Institute of Art Design + Technology
Dún Laoghaire

Caitlin Hennessy 

BSc [Hons] Applied Psychology

I am Caitlin Hennessy, a 2024 graduate of Applied Psychology in IADT, specializing n the practice path. Throughout my time studying in IADT I have developed a keen interest in mental health, developmental psychology and trauma studies. I hope to continue my studies by pursuing a masters and have an event career goal of being a child clinical psychologist.

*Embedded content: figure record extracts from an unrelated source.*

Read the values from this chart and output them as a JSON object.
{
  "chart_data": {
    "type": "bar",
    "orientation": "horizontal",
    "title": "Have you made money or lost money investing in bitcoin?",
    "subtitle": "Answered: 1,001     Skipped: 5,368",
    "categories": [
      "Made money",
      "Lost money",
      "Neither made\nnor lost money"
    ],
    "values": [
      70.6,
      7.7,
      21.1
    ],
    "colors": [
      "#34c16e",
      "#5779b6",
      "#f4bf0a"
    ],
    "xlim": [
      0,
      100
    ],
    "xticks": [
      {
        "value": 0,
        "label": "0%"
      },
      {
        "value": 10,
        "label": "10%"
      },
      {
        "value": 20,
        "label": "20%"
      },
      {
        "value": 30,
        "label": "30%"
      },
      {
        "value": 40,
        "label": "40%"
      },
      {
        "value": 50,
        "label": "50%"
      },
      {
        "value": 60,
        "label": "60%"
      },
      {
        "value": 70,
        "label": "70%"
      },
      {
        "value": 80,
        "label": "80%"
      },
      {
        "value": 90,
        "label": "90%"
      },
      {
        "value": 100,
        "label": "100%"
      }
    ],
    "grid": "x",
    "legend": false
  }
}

The effects of procrastination and hours worked in employment on the self-esteem of college students

It has been shown that procrastination can significantly impede the self-esteem of both a general population and the college student population. Additionally increased hours in employment during the college term has had varying effects on the self-esteem of college students. This study aimed to fill the gap in research examining procrastination, hours in employment and self-esteem in conjunction. As the cost of living increases and more students are having to work increased hours, research in this area is vital to determine the effects of this on the overall college experience.

Project Objectives

This study aimed to address the gap in research, examining the effects of procrastination and hours spent in employment on the self-esteem of college students. There were 212 participants, between 18 and 64 years old. Procrastination was measured by the employment of the first 6 subscales of the procrastination assessment scale for students, self-esteem was measured by the Rosenburg self-esteem scale. Hours in employment was determined by demographic questions that first asked if participants were on a specified hour contract. If they were not they were asked to specify hour many hours they worked weekly on average. Participants were grouped into 4 groups depending on the hours they worked and 4 groups depending on their procrastination.

Project Outcomes

The results of this study found that the hours students spent in employment had no significant effect on their self-esteem. However, it was found that procrastination did have A significant effect on the self-esteem of college students, as did hours in employment on their procrastination. In the sample studied, students who had high levels of procrastination had lower levels of self-esteem. Students that spent did not work and students that worked higher hours weekly had high levels of procrastination.
The findings of the present study call for educational institutes to provide further supports for students having to work during their studies. In order to foster self-esteem growth and improve students overall college experience. Additionally it suggests further studies be conducted in the area that employ parametric analysis.